Kernel-based algorithms have been used with great success in a variety of machine learning applications. These include algorithms such as support vector machines for classification, kernel ridge regression, ranking algorithms, clustering algorithms, and virtually all popular dimensionality reduction algorithms, since they are special instances of kernel principal component analysis.

But, the choice of the kernel, which is crucial to the success of these algorithms, has been traditionally left entirely to the user. Rather than requesting the user to commit to a specific kernel, multiple kernel algorithms require the user only to specify a family of kernels. This family of kernels can be used by a learning algorithm to form a combined kernel and derive an accurate predictor. This is a problem that has attracted a lot of attention recently, both from the theoretical point of view and from the algorithmic, optimization, and application point of view.

This thesis presents a number of novel theoretical and algorithmic results for learning with multiple kernels.

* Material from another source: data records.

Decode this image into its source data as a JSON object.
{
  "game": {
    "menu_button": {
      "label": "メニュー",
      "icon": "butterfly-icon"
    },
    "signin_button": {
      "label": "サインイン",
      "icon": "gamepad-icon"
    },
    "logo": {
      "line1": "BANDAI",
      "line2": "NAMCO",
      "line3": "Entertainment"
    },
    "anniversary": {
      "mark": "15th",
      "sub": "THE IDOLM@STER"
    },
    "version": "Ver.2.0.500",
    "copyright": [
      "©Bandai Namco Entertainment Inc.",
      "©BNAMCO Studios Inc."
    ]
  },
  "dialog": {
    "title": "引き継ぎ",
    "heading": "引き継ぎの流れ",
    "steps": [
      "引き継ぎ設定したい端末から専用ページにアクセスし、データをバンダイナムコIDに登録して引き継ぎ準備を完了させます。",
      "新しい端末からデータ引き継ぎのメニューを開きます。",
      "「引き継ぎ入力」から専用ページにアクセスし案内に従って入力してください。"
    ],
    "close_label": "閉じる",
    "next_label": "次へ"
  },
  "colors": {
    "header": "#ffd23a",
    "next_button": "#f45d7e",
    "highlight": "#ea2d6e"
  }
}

It gives the first tight margin-based generalization bounds for learning kernels with Lp regularization. In particular, our margin bounds for L1 regularization are shown to have only a logarithmic dependency on the number of kernels, which is a significant improvement over all previous analyses. Our results also include stability-based guarantees for a class of regression algorithms. In all cases, these guarantees indicate the benefits of learning with a large number of kernels.

We also present a family of new two-stage algorithms for learning kernels based on a notion of alignment and give an extensive analysis of the properties of these algorithms. We show the existence of good predictors for the notion of alignment we define and give efficient algorithms for learning a maximum alignment kernel by showing that the problem can be reduced to a simple QP.

Finally, we also report the results of extensive experiments with our two-stage algorithms in classification and regression tasks, which show an improvement both over the uniform combination of kernels and over other state-of-the-art learning kernel methods for L1 and L2 regularization. These might constitute the first series of results for learning with multiple kernels that demonstrate a consistent improvement over a uniform combination of kernels.